Dr. Fine’s career as both a family physician and manager in the field of healthcare has been devoted to healthcare reform and the care of under-served populations. Before his confirmation as Director of Health, Dr. Fine was the Medical Program Director at the Rhode Island Department of Corrections, overseeing a healthcare unit servicing nearly 20,000 people a year, with a staff of over 85 physicians, psychiatrists, mental health workers, nurses, and other health professionals.

He was a founder and Managing Director of HealthAccessRI, the nation’s first statewide organization making prepaid, reduced fee-for-service primary care available to people without employer-provided health insurance. Dr. Fine practiced for 16 years in urban Pawtucket, Rhode Island and rural Scituate, Rhode Island. He is the former Physician Operating Officer of Hillside Avenue Family and Community Medicine, the largest family practice in Rhode Island, and the former Physician-in-Chief of the Rhode Island and Miriam Hospitals’ Departments of Family and Community Medicine. He was co-chair of the Allied Advocacy Group for Integrated Primary Care.

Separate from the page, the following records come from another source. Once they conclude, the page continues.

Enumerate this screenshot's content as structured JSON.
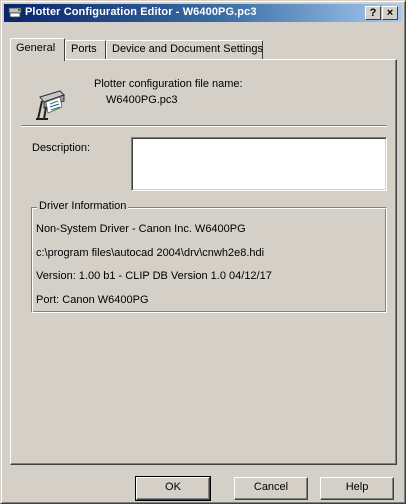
{
  "window": {
    "title": "Plotter Configuration Editor - W6400PG.pc3",
    "help_button": "?",
    "close_button": "×",
    "title_icon": "plotter-app-icon"
  },
  "tabs": [
    {
      "label": "General",
      "active": true
    },
    {
      "label": "Ports",
      "active": false
    },
    {
      "label": "Device and Document Settings",
      "active": false
    }
  ],
  "general": {
    "config_file_label": "Plotter configuration file name:",
    "config_file_name": "W6400PG.pc3",
    "plotter_icon": "plotter-icon",
    "description_label": "Description:",
    "description_value": "",
    "driver_info": {
      "title": "Driver Information",
      "lines": [
        "Non-System Driver - Canon Inc. W6400PG",
        "c:\\program files\\autocad 2004\\drv\\cnwh2e8.hdi",
        "Version: 1.00 b1 - CLIP DB Version 1.0  04/12/17",
        "Port: Canon W6400PG"
      ]
    }
  },
  "buttons": {
    "ok": "OK",
    "cancel": "Cancel",
    "help": "Help"
  }
}
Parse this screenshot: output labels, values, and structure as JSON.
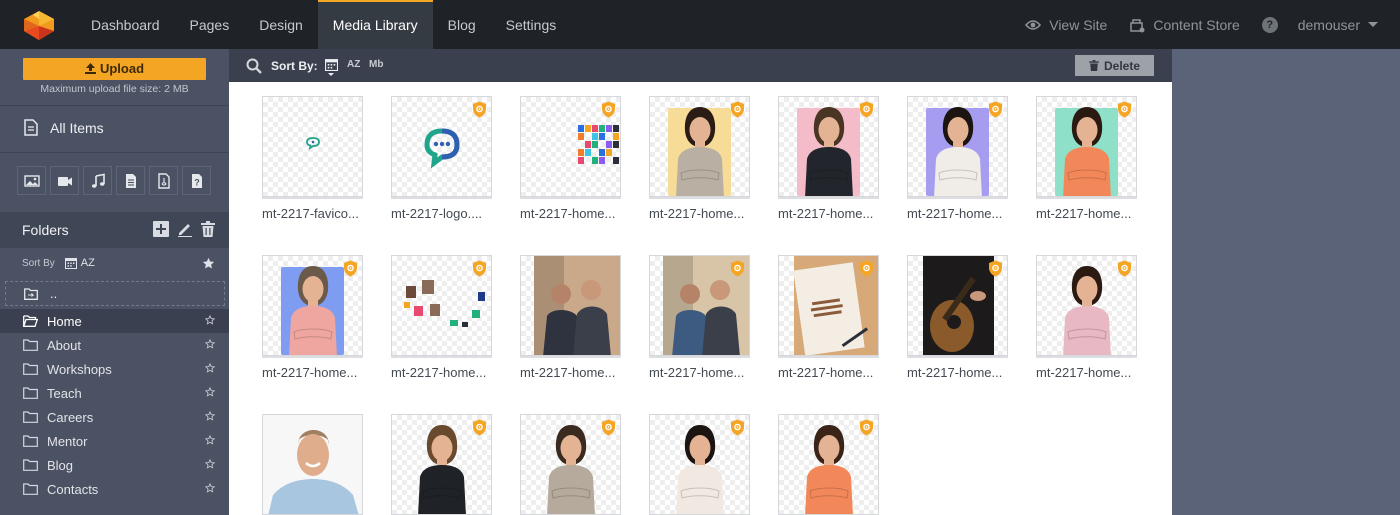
{
  "topnav": {
    "items": [
      "Dashboard",
      "Pages",
      "Design",
      "Media Library",
      "Blog",
      "Settings"
    ],
    "active_index": 3,
    "view_site": "View Site",
    "content_store": "Content Store",
    "help": "?",
    "user": "demouser"
  },
  "sidebar": {
    "upload_label": "Upload",
    "upload_note": "Maximum upload file size: 2 MB",
    "all_items": "All Items",
    "type_filters": [
      "image-icon",
      "video-icon",
      "music-icon",
      "document-icon",
      "pdf-icon",
      "unknown-file-icon"
    ],
    "folders_title": "Folders",
    "sort_by_label": "Sort By",
    "sort_az": "AZ",
    "updir_label": "..",
    "folders": [
      "Home",
      "About",
      "Workshops",
      "Teach",
      "Careers",
      "Mentor",
      "Blog",
      "Contacts"
    ],
    "active_folder": "Home"
  },
  "toolbar": {
    "sort_by": "Sort By:",
    "sort_az": "AZ",
    "sort_mb": "Mb",
    "delete_label": "Delete"
  },
  "colors": {
    "accent": "#f5a524",
    "nav_bg": "#1f2328",
    "sidebar_bg": "#4b5263",
    "page_bg": "#5b6378"
  },
  "media": [
    {
      "caption": "mt-2217-favico...",
      "kind": "favicon",
      "badge": false
    },
    {
      "caption": "mt-2217-logo....",
      "kind": "logo",
      "badge": true
    },
    {
      "caption": "mt-2217-home...",
      "kind": "mosaic",
      "badge": true
    },
    {
      "caption": "mt-2217-home...",
      "kind": "portrait",
      "bg": "#f7dc98",
      "shirt": "#b9b0a3",
      "hair": "#2b1d16",
      "badge": true
    },
    {
      "caption": "mt-2217-home...",
      "kind": "portrait",
      "bg": "#f3bcc8",
      "shirt": "#22262c",
      "hair": "#4a3524",
      "badge": true
    },
    {
      "caption": "mt-2217-home...",
      "kind": "portrait",
      "bg": "#a79df0",
      "shirt": "#f0ece8",
      "hair": "#1b1410",
      "badge": true
    },
    {
      "caption": "mt-2217-home...",
      "kind": "portrait",
      "bg": "#8fe0c8",
      "shirt": "#f2885a",
      "hair": "#2a1a12",
      "badge": true
    },
    {
      "caption": "mt-2217-home...",
      "kind": "portrait",
      "bg": "#7e9cf2",
      "shirt": "#f0a6a0",
      "hair": "#6b5a4a",
      "badge": true
    },
    {
      "caption": "mt-2217-home...",
      "kind": "collage",
      "badge": true
    },
    {
      "caption": "mt-2217-home...",
      "kind": "photo",
      "tone": "#c9a98a",
      "accent": "#2f3340",
      "badge": false
    },
    {
      "caption": "mt-2217-home...",
      "kind": "photo",
      "tone": "#d8c5a8",
      "accent": "#3d5a80",
      "badge": true
    },
    {
      "caption": "mt-2217-home...",
      "kind": "book",
      "badge": true
    },
    {
      "caption": "mt-2217-home...",
      "kind": "guitar",
      "badge": true
    },
    {
      "caption": "mt-2217-home...",
      "kind": "cutout",
      "shirt": "#e8b8c4",
      "hair": "#2a1a12",
      "badge": true
    },
    {
      "caption": "",
      "kind": "headshot",
      "badge": false
    },
    {
      "caption": "",
      "kind": "cutout",
      "shirt": "#1f2328",
      "hair": "#6a4a2e",
      "badge": true
    },
    {
      "caption": "",
      "kind": "cutout",
      "shirt": "#b5aa9c",
      "hair": "#3a2a20",
      "badge": true
    },
    {
      "caption": "",
      "kind": "cutout",
      "shirt": "#f2e8e2",
      "hair": "#1b1410",
      "badge": true
    },
    {
      "caption": "",
      "kind": "cutout",
      "shirt": "#f2885a",
      "hair": "#3a2418",
      "badge": true
    }
  ]
}
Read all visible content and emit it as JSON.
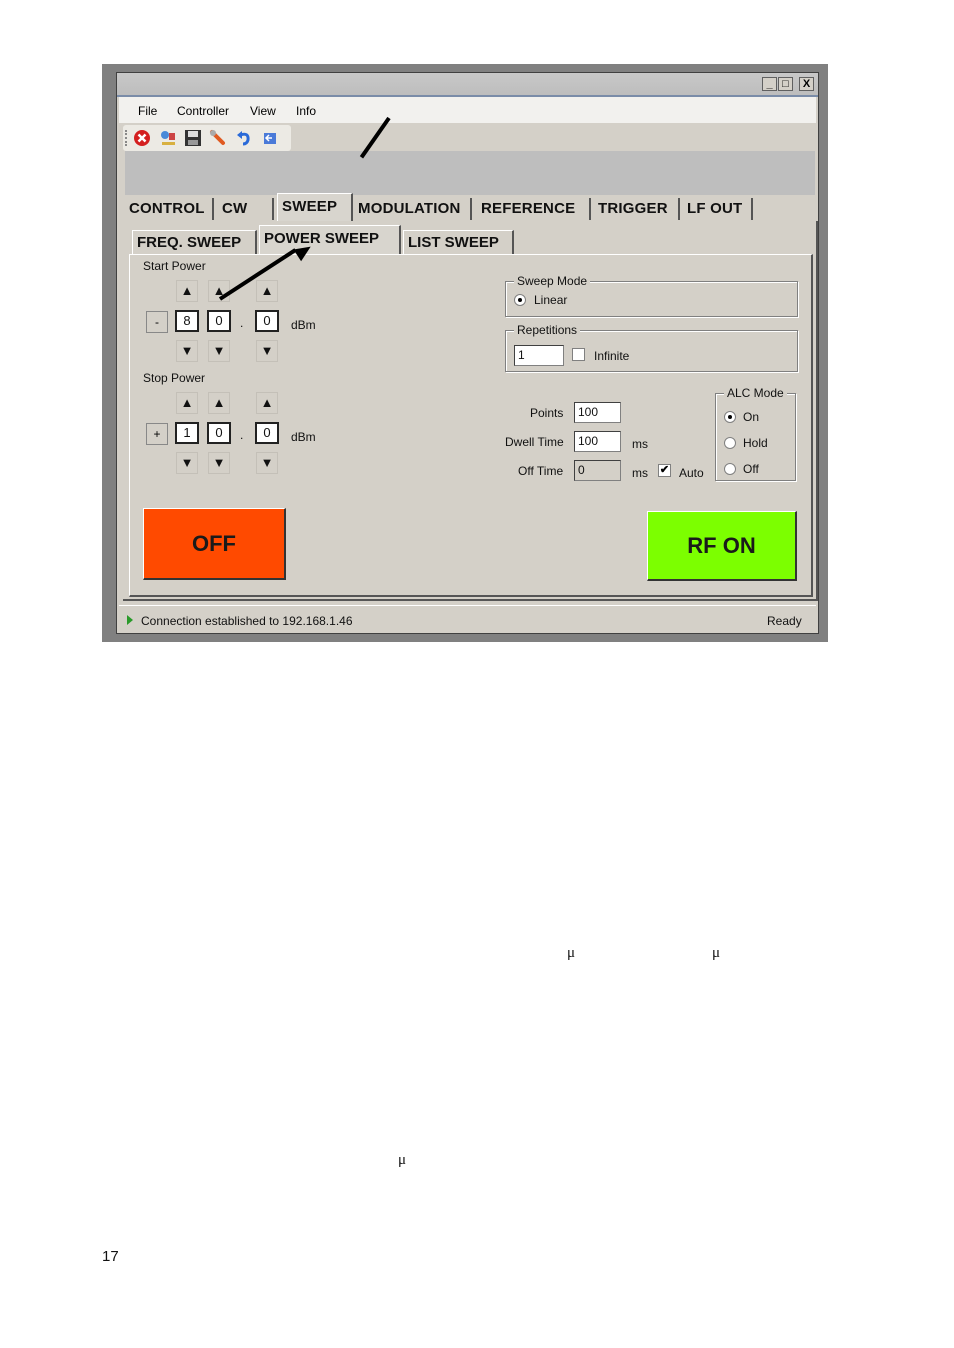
{
  "window": {
    "title": "",
    "controls": {
      "minimize": "_",
      "maximize": "□",
      "close": "X"
    }
  },
  "menu": [
    "File",
    "Controller",
    "View",
    "Info"
  ],
  "toolbar": {
    "icons": [
      "stop-icon",
      "network-icon",
      "save-icon",
      "wrench-icon",
      "undo-icon",
      "exit-icon"
    ]
  },
  "tabs": [
    "CONTROL",
    "CW",
    "SWEEP",
    "MODULATION",
    "REFERENCE",
    "TRIGGER",
    "LF OUT"
  ],
  "active_tab": "SWEEP",
  "subtabs": [
    "FREQ. SWEEP",
    "POWER SWEEP",
    "LIST SWEEP"
  ],
  "active_subtab": "POWER SWEEP",
  "start_power": {
    "label": "Start Power",
    "sign": "-",
    "digits": [
      "8",
      "0",
      "0"
    ],
    "decimal": ".",
    "unit": "dBm"
  },
  "stop_power": {
    "label": "Stop Power",
    "sign": "+",
    "digits": [
      "1",
      "0",
      "0"
    ],
    "decimal": ".",
    "unit": "dBm"
  },
  "spin": {
    "up": "▲",
    "down": "▼"
  },
  "sweep_mode": {
    "legend": "Sweep Mode",
    "option": "Linear",
    "selected": true
  },
  "repetitions": {
    "legend": "Repetitions",
    "value": "1",
    "infinite_label": "Infinite",
    "infinite_checked": false
  },
  "params": {
    "points_label": "Points",
    "points_value": "100",
    "dwell_label": "Dwell Time",
    "dwell_value": "100",
    "dwell_unit": "ms",
    "off_label": "Off Time",
    "off_value": "0",
    "off_unit": "ms",
    "auto_label": "Auto",
    "auto_checked": true,
    "auto_check_glyph": "✔"
  },
  "alc_mode": {
    "legend": "ALC Mode",
    "options": [
      "On",
      "Hold",
      "Off"
    ],
    "selected": "On"
  },
  "buttons": {
    "off_label": "OFF",
    "off_color": "#ff4a00",
    "rf_on_label": "RF ON",
    "rf_on_color": "#7cff00"
  },
  "status": {
    "message": "Connection established to 192.168.1.46",
    "state": "Ready"
  },
  "document": {
    "mu_symbols": [
      "μ",
      "μ",
      "μ"
    ],
    "page_number": "17"
  }
}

He convened and facilitated the Primary Care Leadership Council, a statewide organization that represented 75 percent of Rhode Island’s primary care physicians and practices. He currently serves on the Boards of Crossroads Rhode Island, the state’s largest service organization for the homeless, the Lown Institute, the George Wiley Center, and RICARES. Dr. Fine founded the Scituate Health Alliance, a community-based, population-focused non-profit organization, which made Scituate the first community in the United States to provide primary medical and dental care to all town residents.

Dr. Fine is a past President of the Rhode Island Academy of Family Physicians and was an Open Society Institute/George Soros Fellow in Medicine as a Profession from 2000 to2002. He has served on a number of legislative committees for the Rhode Island General Assembly, has chaired the Primary Care Advisory Committee for the Rhode Island Department of Health, and sat on both the Urban Family Medicine Task Force of the American Academy of Family Physicians and the National Advisory Council to the National Health Services Corps.